Attending Mass on Sunday morning can be a great source of spiritual renewal for Catholic families. We have found it to be an opportunity to shed any negative experiences and energies of the week before by directly participating with the faith community in the hymns, prayers, and sacraments of the Church. This transforms and rejuvenates us on so many levels.
Before Kids – After Kids
However, when we became parents, our relationship to Mass changed. Bringing our children to Mass each week made it harder to concentrate on the liturgy. Some weeks we were fortunate enough to stay in the pew but other weeks we chose to sit in the “crying room.” For any who aren’t familiar with the term, a crying room is an area in most churches where families can take their kids when they are too noisy or disruptive.
Still in the Crying Room?
We knew that with four rambunctious and energetic kids we would have to spend some time there. But as our kids got older, we expected that our days in the “crying room” would be coming to an end. However, in our case there was a catch. Our daughter Danielle has autism and her behaviors made it difficult to attend Mass as a family. When you are the parents of a child with autism, you find that the light at the end of the tunnel doesn’t always materialize as soon as you think it should. We began to wonder if our family would be in the crying room forever! We wanted to go to Mass as a family. We wanted to sit together in the pew with the rest of the parishioners without the plexiglass window of the crying room separating us from what was happening. After all, we had more than done our required time.
Father Knows Best
So we came up with what we thought would be a good solution. We went to our pastor and explained that from then on we would attend Mass separately so one of us could stay home with Danielle. We thought this would allow our family to join the rest of the parish in the pews without being disruptive to everyone else. Fortunately, Father Phil knew better and told us this was a bad idea. He said that we should attend Mass together as a family in the pew and not worry so much about what others were thinking.

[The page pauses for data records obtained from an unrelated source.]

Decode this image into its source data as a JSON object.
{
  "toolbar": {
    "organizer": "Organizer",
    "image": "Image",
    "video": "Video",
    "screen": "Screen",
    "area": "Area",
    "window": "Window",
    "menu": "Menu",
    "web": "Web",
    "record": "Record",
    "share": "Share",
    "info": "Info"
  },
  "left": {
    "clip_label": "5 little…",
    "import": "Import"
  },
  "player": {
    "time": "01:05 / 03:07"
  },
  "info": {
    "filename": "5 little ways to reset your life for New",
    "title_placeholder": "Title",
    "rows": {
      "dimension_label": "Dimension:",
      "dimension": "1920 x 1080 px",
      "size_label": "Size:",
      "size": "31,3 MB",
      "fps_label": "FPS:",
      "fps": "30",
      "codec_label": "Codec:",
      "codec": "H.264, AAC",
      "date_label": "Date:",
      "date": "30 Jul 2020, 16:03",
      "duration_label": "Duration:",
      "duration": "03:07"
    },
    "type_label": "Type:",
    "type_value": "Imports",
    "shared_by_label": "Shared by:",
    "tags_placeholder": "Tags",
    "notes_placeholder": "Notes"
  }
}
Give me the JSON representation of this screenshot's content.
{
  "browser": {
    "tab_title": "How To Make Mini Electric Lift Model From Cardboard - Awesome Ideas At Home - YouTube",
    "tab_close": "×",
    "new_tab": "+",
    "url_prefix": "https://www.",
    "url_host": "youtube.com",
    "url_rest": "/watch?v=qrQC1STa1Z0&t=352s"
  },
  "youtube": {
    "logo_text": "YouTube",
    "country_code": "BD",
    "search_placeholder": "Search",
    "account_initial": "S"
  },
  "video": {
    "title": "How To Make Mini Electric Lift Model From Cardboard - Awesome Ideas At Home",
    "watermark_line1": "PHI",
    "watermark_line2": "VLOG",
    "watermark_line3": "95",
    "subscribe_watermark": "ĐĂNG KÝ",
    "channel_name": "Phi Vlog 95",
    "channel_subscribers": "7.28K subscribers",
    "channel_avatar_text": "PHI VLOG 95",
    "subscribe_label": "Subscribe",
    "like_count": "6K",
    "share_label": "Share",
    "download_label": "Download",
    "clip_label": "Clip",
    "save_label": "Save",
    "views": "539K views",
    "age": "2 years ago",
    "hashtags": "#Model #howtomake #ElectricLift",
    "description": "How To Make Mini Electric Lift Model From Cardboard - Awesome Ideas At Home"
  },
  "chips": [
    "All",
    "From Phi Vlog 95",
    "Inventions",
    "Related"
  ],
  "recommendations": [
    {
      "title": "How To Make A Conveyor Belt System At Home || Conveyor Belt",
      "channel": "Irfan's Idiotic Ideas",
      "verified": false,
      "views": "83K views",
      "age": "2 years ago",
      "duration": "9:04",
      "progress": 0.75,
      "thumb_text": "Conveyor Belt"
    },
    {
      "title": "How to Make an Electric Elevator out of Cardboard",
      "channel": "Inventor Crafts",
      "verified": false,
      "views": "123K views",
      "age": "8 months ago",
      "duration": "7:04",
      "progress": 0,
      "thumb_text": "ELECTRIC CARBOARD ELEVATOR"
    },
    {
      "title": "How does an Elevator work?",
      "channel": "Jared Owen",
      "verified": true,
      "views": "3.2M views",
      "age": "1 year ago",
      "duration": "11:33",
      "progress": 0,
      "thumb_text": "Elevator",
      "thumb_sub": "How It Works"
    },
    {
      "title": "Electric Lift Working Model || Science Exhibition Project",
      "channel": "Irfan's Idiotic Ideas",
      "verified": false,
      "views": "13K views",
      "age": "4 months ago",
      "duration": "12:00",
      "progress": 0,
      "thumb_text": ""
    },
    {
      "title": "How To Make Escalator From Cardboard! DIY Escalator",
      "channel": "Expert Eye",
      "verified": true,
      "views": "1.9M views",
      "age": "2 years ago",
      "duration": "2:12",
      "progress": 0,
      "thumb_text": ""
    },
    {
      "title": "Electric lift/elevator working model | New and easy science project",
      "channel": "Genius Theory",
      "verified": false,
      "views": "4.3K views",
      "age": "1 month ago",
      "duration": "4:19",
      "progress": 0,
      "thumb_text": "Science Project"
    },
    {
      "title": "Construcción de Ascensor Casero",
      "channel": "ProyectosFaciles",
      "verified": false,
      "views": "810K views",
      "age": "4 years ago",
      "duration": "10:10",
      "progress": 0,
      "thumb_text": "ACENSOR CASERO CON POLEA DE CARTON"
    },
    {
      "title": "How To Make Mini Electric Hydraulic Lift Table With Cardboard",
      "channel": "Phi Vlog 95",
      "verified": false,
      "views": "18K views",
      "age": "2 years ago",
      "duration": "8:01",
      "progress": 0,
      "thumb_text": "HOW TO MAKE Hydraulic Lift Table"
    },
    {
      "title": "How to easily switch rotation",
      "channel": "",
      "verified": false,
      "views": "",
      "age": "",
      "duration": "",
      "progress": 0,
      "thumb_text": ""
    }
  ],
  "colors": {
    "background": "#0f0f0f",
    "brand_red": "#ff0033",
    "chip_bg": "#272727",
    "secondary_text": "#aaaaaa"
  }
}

We are glad he did! We found that we could enjoy Mass again when we took Father’s advice and stopped worrying so much about Danielle’s behavior. Furthermore, because we took her to church regularly, her behavior gradually improved. Of course there’s still the need to be flexible and use courtesy and common sense. If she is having more difficulty we take her out temporarily, but we always return after a few minutes so she doesn’t learn to act up as a way to get out of Mass. There are good days and bad days, but on the whole she has learned to not only sit through the Mass but to actively and reverently participate in it. She stands, sits and kneels at the appropriate time, puts our family’s envelope in the collection basket, and extends her hand to others for the Sign of Peace. Most importantly, she receives Holy Communion regularly and kneels to pray when she returns to the pew.
Our children are now in high school and college. Our days in the crying room are thankfully long past. We have learned the value of attending Mass as a family. It is our genuine hope that other parents of children with special needs find they can participate in the Mass too!